A jsonl file consisting of 500 prompt->completion pairs as follows:
{“prompt”: “Season=summer, Silhouette=sheath”, “completion”: “You will want to wear this gorgeous sheath silhouette dress everywhere this summer season!”}
{“prompt”: “Sleeves=three-fourth-sleeves, Detail=frill, Silhouette=fitted, Neckline=sweetheart”, “completion”: “It has a sweetheart neckline, three-fourth-sleeves, a fitted silhouette frill detail which will turn all heads to you!”}
Then I fine-tune a model with the file containing such prompt-> completion tags using the CLI as follows
openai api fine_tunes.create -t ./generation.jsonl -m curie
Now when I use the model for generation of sentences given prompts, if the model has seen a combination during training, it notices that combination and provides a very similar sounding sentence.
The example you linked to shows that your format won’t work as well as the natural language format shown below.
You’re missing a few things that the tool should recommend you. (separator at the end of the prompt, space as the first character of your completion, end token…)
Thanks for your reply. It was indeed helpful in getting me started. I couldn’t access openai tools ... but I incorporated the suggestions which you gave me.
I included separator -> at the end of prompt
I added space to be the first character of the completion
However, I was wondering if there’s any other preprocessing step that I should apply since fine_tunes.prepare_data is not working…
Alternatively, how can I make the prepare_data command work?
Finally, why are the generated sentences incomplete? Do I need to change any parameters except temperature while calling Completion.create like frequency_penalty or presence_penalty?
Which error message do you get when you say it’s not working?
You need to have the latest version of the python library installed, which should come with the CLI tools.
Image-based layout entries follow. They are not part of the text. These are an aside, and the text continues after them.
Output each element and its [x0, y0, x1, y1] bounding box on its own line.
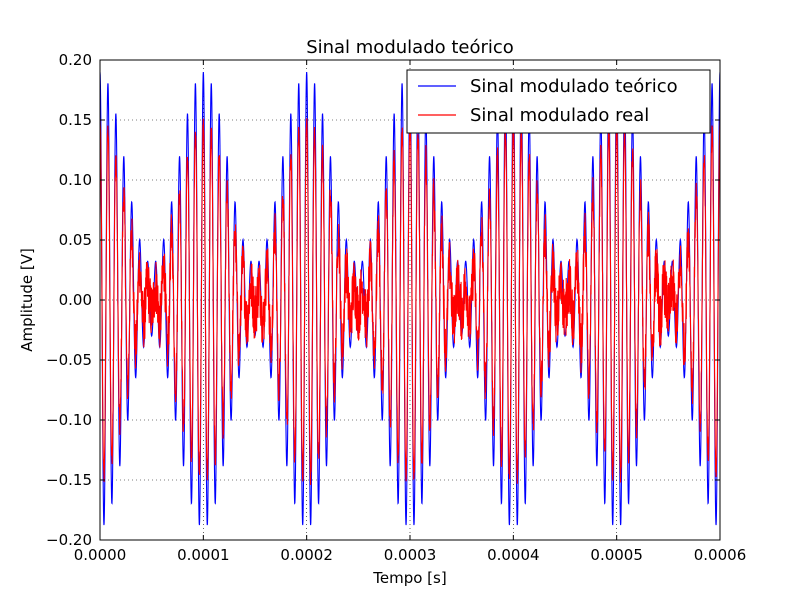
legend: Sinal modulado teórico Sinal modulado re…	[406, 69, 711, 134]
y-tick-label: 0.10	[59, 171, 92, 189]
legend-box	[406, 69, 711, 134]
x-tick-label: 0.0004	[487, 546, 540, 564]
y-tick-label: 0.05	[59, 231, 92, 249]
x-tick-label: 0.0006	[694, 546, 747, 564]
y-tick-label: −0.05	[46, 351, 92, 369]
y-tick-label: 0.00	[59, 291, 92, 309]
y-tick-label: −0.20	[46, 531, 92, 549]
x-tick-label: 0.0002	[280, 546, 333, 564]
x-tick-label: 0.0000	[74, 546, 127, 564]
y-tick-label: −0.15	[46, 471, 92, 489]
chart-title: Sinal modulado teórico	[306, 37, 514, 58]
y-tick-label: 0.20	[59, 51, 92, 69]
legend-label-theoretical: Sinal modulado teórico	[470, 76, 678, 97]
axis-ticks: 0.0000 0.0001 0.0002 0.0003 0.0004 0.0005 0.00…	[46, 51, 746, 564]
y-axis-label: Amplitude [V]	[18, 248, 36, 352]
x-tick-label: 0.0005	[590, 546, 643, 564]
x-axis-label: Tempo [s]	[372, 569, 446, 587]
y-tick-label: 0.15	[59, 111, 92, 129]
x-tick-label: 0.0003	[384, 546, 437, 564]
y-tick-label: −0.10	[46, 411, 92, 429]
x-tick-label: 0.0001	[177, 546, 230, 564]
legend-label-real: Sinal modulado real	[470, 105, 649, 126]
You can do this by
pip install --upgrade openai
Sometimes it may not work if you do this in a virtual environment, or without having admin permissions.
I would reduce the temperature for generations - that’s more likely to stick to the format and complete the sentences. Also putting a space before → might help a tiny bit. It also looks like you didn’t transform the prompt to natural language instead of the = sign, as suggested in the example you referenced.